Arm Holdings, the England-based chip technology firm owned by SoftBank Group Corp., is collaborating with carmakers General Motors and Toyota to establish common computing systems for self-driving cars. The consortium hopes to accelerate the development of the technology.

Arm Holdings supplies the technology required for the processors found in modern smartphones but does not manufacture chips itself. The firm has had automotive clientele since the late 1990s, when carmakers started using computer chips in cars for functions like engine control and diagnostics.

General Motors has been developing its own "Cruise" autonomous technology for quite a few now.

"I just had the opportunity to ride in four different types of autonomous vehicles. They were great prototype platforms for proving the software, but when I asked to look at the electronics powering these vehicles, it literally was servers in trunks," says Chet Babla, Arm's vice president of automotive. "We've got a long way to go."

Earlier this week, Arm announced it was helping to create Autonomous Vehicle Computing Consortium, or AVCC, with General Motors and Toyota. Bosch, Denso Corp, and Continental AG are also part of the Consortium. Assisting the group are semiconductor companies Nvidia and NXP Semiconductors, both of which embed Arm’s technology into their chips.

Analysts expect the number of chips in newer cars to expand, looking at the increasing partnerships of automakers and technology firms working on autonomous vehicles. The current vehicles are limited in potential by using large, power-intensive chips found in data centres. Unanimously, chip manufacturers and carmakers agree that the power diet and size of the core gear must be shrunk drastically to fit into cars for the public

Chet Babla, Arm’s vice president of automotive, told Reuters in an interview, “”I just came back from trips in the U.S. and China and had the opportunity to ride in four different types of autonomous vehicles. They were great prototype platforms for proving the software, but when I asked to look at the electronics powering these vehicles, it literally was servers in trunks. We’ve got a long way to go.”

Toyota also has progressed on its autonomous ride-sharing plus commercial autonomous vehicles. A new autonomous vehicle standard would create a bigger ecosystem composing of more contenders.

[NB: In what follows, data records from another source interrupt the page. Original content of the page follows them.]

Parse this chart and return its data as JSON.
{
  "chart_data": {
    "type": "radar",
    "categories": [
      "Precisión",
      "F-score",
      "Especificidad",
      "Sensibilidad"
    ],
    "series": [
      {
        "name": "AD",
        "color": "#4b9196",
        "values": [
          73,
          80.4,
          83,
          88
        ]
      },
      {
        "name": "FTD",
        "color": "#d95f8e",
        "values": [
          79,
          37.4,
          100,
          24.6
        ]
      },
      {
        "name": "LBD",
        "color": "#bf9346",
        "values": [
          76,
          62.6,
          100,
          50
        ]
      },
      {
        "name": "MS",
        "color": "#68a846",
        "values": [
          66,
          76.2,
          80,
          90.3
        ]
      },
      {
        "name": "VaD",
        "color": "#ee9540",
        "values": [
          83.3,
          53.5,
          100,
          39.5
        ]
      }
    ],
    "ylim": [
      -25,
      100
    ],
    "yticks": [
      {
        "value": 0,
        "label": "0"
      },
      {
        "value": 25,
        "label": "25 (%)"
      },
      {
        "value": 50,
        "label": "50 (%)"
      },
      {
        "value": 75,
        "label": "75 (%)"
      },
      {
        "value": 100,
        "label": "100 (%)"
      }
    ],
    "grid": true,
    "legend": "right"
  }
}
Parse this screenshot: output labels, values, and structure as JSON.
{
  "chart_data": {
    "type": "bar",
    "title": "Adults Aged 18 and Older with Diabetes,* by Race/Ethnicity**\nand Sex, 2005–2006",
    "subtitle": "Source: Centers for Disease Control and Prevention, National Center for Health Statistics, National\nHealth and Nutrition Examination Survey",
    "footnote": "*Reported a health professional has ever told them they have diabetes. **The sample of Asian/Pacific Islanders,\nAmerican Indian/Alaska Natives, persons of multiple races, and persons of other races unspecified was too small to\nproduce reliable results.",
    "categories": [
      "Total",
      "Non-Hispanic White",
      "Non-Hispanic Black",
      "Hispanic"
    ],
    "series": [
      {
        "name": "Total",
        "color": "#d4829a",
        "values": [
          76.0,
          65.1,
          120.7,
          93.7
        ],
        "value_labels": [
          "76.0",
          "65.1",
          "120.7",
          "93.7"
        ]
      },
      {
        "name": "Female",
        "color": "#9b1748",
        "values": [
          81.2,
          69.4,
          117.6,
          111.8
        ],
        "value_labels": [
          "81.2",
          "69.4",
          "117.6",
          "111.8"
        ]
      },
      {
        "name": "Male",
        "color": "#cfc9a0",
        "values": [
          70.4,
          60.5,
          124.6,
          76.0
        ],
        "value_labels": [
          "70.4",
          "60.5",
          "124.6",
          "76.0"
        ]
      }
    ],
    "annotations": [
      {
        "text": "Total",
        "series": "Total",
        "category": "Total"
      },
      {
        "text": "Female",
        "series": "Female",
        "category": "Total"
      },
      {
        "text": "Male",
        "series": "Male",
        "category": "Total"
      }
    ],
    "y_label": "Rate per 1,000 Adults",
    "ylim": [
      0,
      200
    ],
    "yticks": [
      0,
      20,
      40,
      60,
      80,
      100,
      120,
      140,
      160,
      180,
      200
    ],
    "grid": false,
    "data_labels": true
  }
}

The AVCC will be an independent entity funded by membership fees from the companies that join. Arm officials said its progress and products will be open to non-members. The first task for AVCC is to establish a benchmark computing architecture. Creating such a framework will make it easier for car firms to write software that will work on chips from different vendors. The model is the same as that of Microsoft Corp Widows-based software works on processors from both Intel Corp or AMD Inc.

Massimo Osella, chairman of the board of AVCC, said, “The massive amount of technological innovation required to power fully self-driving vehicles at scale requires collaboration at an industry level.” Osella is a lab group manager for research and development at GM.

Having a unified foundation upon which to build independently designed autonomous cars is sure to benefit the industry. For one, it will speed development of required technology. Uncertainty over the next gold standard of technology will be eliminated, allowing companies to experiment with more freedom. Such  a scenario would push the industry into a truly advanced, autonomous age.